D’après des sources proches du dossier, cinq conseillers sur sept avait approuvé le remplacement du Premier ministre Alix Didier Fils-Aimé. Cependant, malgré cette majorité, le coordonnateur du CPT, détenteur d’un droit de veto, refuse encore de signer l’arrêté devant officialiser cette décision et permettre sa publication dans la presse nationale, disant qu’il s’agit d’une affaire personnel, pour lui on doit prioriser le Collectif.
Ce refus de signature serait aujourd’hui au cœur des tensions. Des conseillers-présidents, réunis actuellement à la Villa d’Accueil, auraient fait savoir que si Laurent Saint-Cyr persiste à ne pas signer l’arrêté, ils envisagent de passer à une étape supérieure : adopter une résolution visant à le renverser et à désigner un nouveau coordonnateur, jugé plus disposé à entériner la décision et à la transmettre officiellement au presse nationale.

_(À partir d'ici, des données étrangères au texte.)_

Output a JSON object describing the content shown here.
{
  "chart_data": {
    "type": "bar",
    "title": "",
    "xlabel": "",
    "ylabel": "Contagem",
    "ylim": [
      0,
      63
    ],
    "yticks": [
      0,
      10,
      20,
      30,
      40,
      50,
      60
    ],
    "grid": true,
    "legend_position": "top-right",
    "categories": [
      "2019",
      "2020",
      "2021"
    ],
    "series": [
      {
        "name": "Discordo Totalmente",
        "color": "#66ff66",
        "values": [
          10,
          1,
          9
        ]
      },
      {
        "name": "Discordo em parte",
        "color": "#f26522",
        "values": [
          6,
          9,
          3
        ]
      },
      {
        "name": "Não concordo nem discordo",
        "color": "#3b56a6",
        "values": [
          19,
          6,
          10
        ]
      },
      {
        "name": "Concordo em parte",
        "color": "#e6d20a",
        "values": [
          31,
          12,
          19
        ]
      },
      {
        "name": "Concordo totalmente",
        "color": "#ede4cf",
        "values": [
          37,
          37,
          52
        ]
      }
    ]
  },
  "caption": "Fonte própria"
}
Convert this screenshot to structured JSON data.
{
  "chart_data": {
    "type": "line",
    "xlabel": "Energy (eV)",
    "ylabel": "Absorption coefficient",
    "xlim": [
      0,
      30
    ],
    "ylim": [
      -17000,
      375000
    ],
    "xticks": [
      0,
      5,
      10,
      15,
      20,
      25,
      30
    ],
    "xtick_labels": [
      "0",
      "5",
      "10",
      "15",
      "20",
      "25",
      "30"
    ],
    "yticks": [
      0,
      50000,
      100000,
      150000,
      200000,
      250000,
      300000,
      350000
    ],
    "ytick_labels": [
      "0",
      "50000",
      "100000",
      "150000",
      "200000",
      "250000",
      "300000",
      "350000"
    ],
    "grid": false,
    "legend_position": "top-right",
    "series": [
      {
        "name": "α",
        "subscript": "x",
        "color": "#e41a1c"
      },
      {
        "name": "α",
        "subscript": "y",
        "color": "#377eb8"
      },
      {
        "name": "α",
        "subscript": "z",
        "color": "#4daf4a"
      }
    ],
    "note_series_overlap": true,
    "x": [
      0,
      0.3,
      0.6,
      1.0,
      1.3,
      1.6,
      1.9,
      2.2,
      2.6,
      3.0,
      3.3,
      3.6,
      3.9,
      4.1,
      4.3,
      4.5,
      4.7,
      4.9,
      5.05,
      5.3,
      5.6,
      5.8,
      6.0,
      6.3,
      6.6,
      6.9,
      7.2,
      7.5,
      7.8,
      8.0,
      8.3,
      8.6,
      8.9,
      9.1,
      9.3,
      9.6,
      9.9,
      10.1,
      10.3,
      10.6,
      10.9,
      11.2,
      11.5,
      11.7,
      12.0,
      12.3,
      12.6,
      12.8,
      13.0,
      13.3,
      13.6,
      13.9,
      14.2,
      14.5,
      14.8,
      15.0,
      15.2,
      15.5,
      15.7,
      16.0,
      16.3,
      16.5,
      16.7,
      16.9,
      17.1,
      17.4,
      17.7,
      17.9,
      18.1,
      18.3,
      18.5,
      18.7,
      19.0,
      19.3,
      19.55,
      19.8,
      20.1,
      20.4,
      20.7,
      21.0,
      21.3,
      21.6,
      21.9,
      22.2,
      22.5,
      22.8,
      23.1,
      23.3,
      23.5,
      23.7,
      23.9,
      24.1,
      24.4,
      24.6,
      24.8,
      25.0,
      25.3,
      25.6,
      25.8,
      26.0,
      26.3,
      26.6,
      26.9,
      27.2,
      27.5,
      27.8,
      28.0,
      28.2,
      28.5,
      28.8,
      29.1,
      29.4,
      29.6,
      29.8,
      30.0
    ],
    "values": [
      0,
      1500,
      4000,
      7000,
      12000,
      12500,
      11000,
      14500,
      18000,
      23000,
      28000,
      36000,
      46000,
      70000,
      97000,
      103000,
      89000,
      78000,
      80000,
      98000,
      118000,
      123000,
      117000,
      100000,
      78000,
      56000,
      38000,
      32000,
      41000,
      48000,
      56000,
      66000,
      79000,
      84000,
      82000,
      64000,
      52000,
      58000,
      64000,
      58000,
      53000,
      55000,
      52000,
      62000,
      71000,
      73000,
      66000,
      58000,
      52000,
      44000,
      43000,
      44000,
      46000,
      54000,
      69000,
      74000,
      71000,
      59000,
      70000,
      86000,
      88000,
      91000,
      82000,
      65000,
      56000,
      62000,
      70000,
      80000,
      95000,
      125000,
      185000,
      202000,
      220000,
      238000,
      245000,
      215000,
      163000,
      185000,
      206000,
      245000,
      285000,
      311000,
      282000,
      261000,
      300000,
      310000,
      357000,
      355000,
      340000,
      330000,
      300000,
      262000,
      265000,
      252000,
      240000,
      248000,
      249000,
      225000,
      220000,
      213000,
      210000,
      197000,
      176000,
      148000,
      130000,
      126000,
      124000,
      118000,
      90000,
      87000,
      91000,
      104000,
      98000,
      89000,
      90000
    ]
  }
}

Pour plusieurs observateurs, cette démarche s’apparente à une tentative de mise à l’écart du président-coordonnateur par une voie accélérée, dans un contexte où les règles internes et l’équilibre institutionnel sont déjà fragiles. Le climat est devenu particulièrement tendu au sein du CPT, chacun des camps se préparant à défendre sa position.
Du côté de Laurent Saint-Cyr et de son entourage, la vigilance est maximale. Selon des proches, le coordonnateur du CPT suit de très près cette offensive interne et considérerait toute tentative de renversement comme une ligne rouge. Il aurait, toujours selon ces mêmes sources, fait savoir qu’en cas de passage à l’acte, il sollicitera le soutien des forces de l’ordre, notamment la Police nationale d’Haïti (PNH) et les Forces armées d’Haïti (FAD’H), afin de préserver l’ordre institutionnel et empêcher ce qu’il qualifie de coup de force.
Cette nouvelle tension survient alors que la transition traverse déjà une phase critique, à l’approche de l’échéance du 7 février 2026. Dans un pays confronté à une insécurité persistante, à une crise humanitaire profonde et à une pression croissante pour organiser des élections, les luttes de pouvoir au sommet de l’État alimentent l’inquiétude et l’incertitude.
Pour de nombreux citoyens, l’enjeu central demeure la stabilité institutionnelle, indispensable au rétablissement de l’autorité publique et à la préparation d’un processus électoral crédible. Mais au sein du CPT, la bataille autour du contrôle de la coordination semble désormais prendre le dessus, au risque de fragiliser encore davantage la transition.
Alors que les discussions se poursuivent à la Villa d’Accueil, l’évolution de ce dossier pourrait déterminer la suite immédiate du processus politique. Une chose est certaine : le CPT apparaît plus divisé que jamais, et chaque décision prise dans les prochaines heures pourrait peser lourd sur l’avenir de la gouvernance transitoire.